RAG AG
- Company type: Public (Aktiengesellschaft)
- Industry: Mining
- Predecessor: Michelwerke Steag
- Founded: 1968; 58 years ago
- Headquarters: Essen, Germany
- Key people: Peter Schrimpf, CEO
- Products: Coal mining
- Number of employees: 37,000 (2005)
- Website: www.rag.de

= RAG AG =

German coal company

RAG AG, formerly Ruhrkohle AG, is the largest German coal mining corporation. The company headquarters are in Essen, North Rhine-Westphalia, in the Ruhr area. The company was founded on 27 November 1968, consolidating several coal mining corporations into the Ruhrkohle AG.
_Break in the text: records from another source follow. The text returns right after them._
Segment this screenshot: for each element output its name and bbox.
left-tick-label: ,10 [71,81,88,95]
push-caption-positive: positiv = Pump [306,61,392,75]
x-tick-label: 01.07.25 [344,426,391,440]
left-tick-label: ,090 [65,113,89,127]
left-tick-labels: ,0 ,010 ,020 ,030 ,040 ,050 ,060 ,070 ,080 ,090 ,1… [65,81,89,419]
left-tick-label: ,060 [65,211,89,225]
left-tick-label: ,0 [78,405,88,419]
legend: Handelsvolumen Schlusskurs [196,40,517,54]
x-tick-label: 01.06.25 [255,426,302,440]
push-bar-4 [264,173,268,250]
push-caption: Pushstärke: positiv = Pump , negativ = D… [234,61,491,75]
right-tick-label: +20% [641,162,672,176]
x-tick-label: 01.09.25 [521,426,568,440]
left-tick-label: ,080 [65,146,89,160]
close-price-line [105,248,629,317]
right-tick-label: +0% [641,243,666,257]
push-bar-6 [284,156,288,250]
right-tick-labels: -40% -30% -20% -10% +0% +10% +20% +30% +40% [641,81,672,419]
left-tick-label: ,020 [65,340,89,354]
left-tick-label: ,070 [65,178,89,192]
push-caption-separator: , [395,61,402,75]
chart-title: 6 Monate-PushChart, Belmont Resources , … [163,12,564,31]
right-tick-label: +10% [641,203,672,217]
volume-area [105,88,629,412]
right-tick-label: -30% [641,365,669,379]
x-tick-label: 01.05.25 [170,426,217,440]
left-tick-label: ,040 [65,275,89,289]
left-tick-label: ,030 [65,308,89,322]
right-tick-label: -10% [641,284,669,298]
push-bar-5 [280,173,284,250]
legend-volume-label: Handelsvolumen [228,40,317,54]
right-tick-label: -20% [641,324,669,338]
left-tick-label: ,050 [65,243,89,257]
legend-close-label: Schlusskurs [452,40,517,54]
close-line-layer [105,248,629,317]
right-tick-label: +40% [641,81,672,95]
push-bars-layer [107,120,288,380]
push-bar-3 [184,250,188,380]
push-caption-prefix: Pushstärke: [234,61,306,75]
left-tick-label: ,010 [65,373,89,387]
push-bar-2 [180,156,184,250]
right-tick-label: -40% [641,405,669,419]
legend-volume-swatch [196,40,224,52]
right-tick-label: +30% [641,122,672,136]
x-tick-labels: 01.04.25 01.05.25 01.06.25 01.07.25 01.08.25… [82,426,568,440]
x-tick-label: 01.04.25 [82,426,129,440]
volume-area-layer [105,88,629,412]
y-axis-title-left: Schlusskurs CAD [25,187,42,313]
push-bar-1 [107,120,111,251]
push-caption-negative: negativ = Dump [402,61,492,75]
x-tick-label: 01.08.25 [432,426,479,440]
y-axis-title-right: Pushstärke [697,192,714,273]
On 12 September 2007 as a result of restructuring, the business areas of chemicals, energy and real estate were transferred to the new business entity Evonik Industries AG. Today, Evonik Industries are majority owned by the RAG-Stiftung (English: RAG-Foundation), which uses corporate profits to finance the costs that arise due to the former mining activities in the Ruhr region. The foundation plans on using about 220 million euro per year from 2019 to maintain abandoned coal mines, which mainly involves pumping out the ground water that destabilises tunnels. Since its board of trustees is dominated by federal and regional government officials as well as unions, RAG Foundation is also keen to secure Evonik's more than 20,000 jobs in Germany. But in 2024 Evonik wants to cut 10% jobs of its employees in Germany

By June 2014, the foundation received the approval from its board of trustees to cut its Evonik stake to 60 percent over the medium term.